Later on, with night approaching, the party started to fade, so my partner and I began the ritual of thanking and saying goodbye to all of the remaining guests—but Cande invited us to stay the night. As we hadn’t seen each other for five years, agreed.
We were given two rooms with three hammocks to sleep in, one for each of us. The tradition of sleeping in hammocks dates back centuries here, and it’s been proven to be the best way to sleep through the suffocating peninsula heat. As a former Yucatan resident, I used to do the same, so I knew how to get into the right position. However, I seemed to have forgotten how to roll over in a hammock. Also, the mosquitoes and humidity made for a restless night. All three of us were up before 7 a.m.
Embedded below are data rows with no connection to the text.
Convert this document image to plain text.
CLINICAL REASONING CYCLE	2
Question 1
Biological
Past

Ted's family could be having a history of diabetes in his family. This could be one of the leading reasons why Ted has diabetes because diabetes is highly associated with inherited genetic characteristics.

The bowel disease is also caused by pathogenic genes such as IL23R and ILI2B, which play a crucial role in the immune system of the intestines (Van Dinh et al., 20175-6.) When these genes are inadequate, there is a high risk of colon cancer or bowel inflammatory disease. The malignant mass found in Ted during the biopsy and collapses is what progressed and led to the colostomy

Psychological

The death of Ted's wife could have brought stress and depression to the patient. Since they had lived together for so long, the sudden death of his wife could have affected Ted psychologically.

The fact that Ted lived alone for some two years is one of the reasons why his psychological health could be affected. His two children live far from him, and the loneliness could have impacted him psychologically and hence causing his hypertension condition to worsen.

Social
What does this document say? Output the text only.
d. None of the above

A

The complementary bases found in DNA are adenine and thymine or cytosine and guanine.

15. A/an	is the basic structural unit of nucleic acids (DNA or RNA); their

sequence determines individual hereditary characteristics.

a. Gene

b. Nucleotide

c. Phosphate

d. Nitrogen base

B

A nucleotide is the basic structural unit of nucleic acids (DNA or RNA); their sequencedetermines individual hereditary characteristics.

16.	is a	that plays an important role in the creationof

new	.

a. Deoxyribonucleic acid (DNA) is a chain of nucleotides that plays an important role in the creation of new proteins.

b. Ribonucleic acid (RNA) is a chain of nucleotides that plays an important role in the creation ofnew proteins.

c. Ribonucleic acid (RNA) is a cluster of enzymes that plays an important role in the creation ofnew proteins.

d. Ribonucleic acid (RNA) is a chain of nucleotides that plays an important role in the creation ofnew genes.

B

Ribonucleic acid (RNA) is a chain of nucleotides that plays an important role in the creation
We snuck out of the house for a walk. When we returned, a breakfast I hadn’t seen before awaited us—chicharron ceviche. Ceviche is usually made with fresh fish or other seafood, marinated in lemon juice, mixed with vegetables, and served with shards of fried tortilla. But Siho is far from the sea, and pork is a staple ingredient of Yucatan cuisine, so using fried pork skin instead of shrimp makes a certain amount of sense. Cande’s wife prepared it with bitter orange juice, homegrown chopped onion, tomatoes, cilantro, and spicy habanero.
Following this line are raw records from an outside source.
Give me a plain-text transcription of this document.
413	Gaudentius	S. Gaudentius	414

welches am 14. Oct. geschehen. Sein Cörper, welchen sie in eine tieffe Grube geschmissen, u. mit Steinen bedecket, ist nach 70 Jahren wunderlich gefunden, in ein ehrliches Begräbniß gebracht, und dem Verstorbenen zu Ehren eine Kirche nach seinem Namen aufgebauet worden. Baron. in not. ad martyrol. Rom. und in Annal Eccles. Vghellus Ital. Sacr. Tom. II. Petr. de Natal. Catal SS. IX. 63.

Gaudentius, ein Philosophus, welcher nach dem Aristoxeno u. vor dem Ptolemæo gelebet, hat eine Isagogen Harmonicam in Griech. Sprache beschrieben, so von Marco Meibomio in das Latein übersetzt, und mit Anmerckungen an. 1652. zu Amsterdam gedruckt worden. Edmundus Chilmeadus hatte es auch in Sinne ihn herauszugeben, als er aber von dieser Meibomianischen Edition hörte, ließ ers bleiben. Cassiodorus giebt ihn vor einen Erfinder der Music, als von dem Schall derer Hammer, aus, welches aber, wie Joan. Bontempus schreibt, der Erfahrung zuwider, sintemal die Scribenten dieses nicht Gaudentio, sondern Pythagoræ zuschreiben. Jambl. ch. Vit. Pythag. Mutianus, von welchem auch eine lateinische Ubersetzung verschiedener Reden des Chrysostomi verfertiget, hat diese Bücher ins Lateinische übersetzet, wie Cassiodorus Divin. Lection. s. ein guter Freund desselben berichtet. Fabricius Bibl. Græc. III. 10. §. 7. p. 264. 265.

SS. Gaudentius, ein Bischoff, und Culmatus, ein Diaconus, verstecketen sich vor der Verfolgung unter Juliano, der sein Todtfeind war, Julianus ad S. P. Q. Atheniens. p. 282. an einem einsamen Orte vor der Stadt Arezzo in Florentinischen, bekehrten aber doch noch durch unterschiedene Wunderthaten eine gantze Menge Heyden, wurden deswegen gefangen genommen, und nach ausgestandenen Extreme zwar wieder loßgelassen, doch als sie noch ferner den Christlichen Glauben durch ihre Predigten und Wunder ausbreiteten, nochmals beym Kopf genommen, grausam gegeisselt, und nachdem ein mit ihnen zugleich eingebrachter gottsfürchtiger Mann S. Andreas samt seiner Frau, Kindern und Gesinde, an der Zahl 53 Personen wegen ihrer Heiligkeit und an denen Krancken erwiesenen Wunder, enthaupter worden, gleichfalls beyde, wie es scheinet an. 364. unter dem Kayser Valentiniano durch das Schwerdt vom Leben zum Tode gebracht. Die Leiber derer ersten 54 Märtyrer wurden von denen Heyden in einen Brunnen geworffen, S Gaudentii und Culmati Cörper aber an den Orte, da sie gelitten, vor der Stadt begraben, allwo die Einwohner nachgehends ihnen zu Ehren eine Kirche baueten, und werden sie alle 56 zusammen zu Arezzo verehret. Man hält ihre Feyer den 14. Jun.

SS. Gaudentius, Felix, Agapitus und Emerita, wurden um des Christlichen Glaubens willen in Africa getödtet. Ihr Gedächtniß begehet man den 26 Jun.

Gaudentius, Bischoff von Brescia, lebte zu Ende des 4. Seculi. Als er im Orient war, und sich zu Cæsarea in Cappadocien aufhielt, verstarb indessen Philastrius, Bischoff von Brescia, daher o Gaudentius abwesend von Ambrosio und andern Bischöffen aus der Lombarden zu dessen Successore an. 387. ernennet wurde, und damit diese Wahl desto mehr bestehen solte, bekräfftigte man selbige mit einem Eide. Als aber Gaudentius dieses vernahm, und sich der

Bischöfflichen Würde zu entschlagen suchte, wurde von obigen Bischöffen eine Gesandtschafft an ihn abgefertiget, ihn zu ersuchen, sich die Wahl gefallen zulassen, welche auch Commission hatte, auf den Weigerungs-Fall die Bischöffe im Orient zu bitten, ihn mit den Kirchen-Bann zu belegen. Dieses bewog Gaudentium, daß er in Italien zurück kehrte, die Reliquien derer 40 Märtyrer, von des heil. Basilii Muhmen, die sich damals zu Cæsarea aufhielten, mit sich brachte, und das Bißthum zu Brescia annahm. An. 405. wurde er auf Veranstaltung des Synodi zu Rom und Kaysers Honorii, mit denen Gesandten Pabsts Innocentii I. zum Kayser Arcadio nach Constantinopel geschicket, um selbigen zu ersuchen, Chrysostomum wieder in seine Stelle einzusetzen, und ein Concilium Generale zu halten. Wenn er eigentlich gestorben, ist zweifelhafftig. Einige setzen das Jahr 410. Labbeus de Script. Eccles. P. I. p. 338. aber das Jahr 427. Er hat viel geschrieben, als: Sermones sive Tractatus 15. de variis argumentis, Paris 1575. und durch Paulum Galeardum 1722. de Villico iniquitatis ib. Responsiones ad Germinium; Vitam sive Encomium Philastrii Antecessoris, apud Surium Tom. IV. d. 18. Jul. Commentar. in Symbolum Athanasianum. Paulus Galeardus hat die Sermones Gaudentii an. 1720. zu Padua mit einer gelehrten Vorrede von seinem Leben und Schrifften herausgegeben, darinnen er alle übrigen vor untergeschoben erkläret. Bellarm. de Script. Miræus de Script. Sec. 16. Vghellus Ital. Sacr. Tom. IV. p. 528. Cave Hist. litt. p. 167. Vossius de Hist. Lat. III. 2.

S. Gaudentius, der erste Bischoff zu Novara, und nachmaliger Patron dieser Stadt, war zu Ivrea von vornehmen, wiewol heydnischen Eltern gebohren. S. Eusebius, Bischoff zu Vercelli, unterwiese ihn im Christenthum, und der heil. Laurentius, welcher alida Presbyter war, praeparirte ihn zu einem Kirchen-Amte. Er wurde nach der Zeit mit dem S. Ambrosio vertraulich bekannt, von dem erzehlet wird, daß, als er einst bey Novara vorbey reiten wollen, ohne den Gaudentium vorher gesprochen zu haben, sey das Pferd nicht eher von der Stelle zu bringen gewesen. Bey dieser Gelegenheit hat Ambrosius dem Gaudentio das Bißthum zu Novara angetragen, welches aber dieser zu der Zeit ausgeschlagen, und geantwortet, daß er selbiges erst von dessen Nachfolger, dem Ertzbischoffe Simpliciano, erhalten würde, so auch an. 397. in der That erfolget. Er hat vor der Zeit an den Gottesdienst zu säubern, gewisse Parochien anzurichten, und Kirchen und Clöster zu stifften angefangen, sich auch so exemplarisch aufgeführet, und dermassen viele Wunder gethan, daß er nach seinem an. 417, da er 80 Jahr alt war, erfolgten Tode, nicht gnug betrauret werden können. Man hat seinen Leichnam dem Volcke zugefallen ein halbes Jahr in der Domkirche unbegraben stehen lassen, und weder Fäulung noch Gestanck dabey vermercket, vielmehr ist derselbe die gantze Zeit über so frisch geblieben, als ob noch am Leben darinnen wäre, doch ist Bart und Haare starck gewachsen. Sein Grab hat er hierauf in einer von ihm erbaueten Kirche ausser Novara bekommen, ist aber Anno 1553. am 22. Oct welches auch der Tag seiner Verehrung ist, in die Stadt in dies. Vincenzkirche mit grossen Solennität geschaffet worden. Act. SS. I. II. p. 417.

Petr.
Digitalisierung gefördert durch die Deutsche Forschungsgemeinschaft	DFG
As a shrimp ceviche lover, I was initially skeptical about this combination. Besides, I thought, adding liquid to the usually crunchy chicharron results in a weird, slimy sensation. But the first bite was fantastic. The chicharron maintained its consistency; the orange and habanero gave it a sweet touch.
We decided we wanted to replicate the dish at home. But when we got back to Puebla, we realized we couldn’t get hold of the bitter oranges they used, and the regular ones just didn’t do the trick. So we had to make do with our regular seafood ceviche.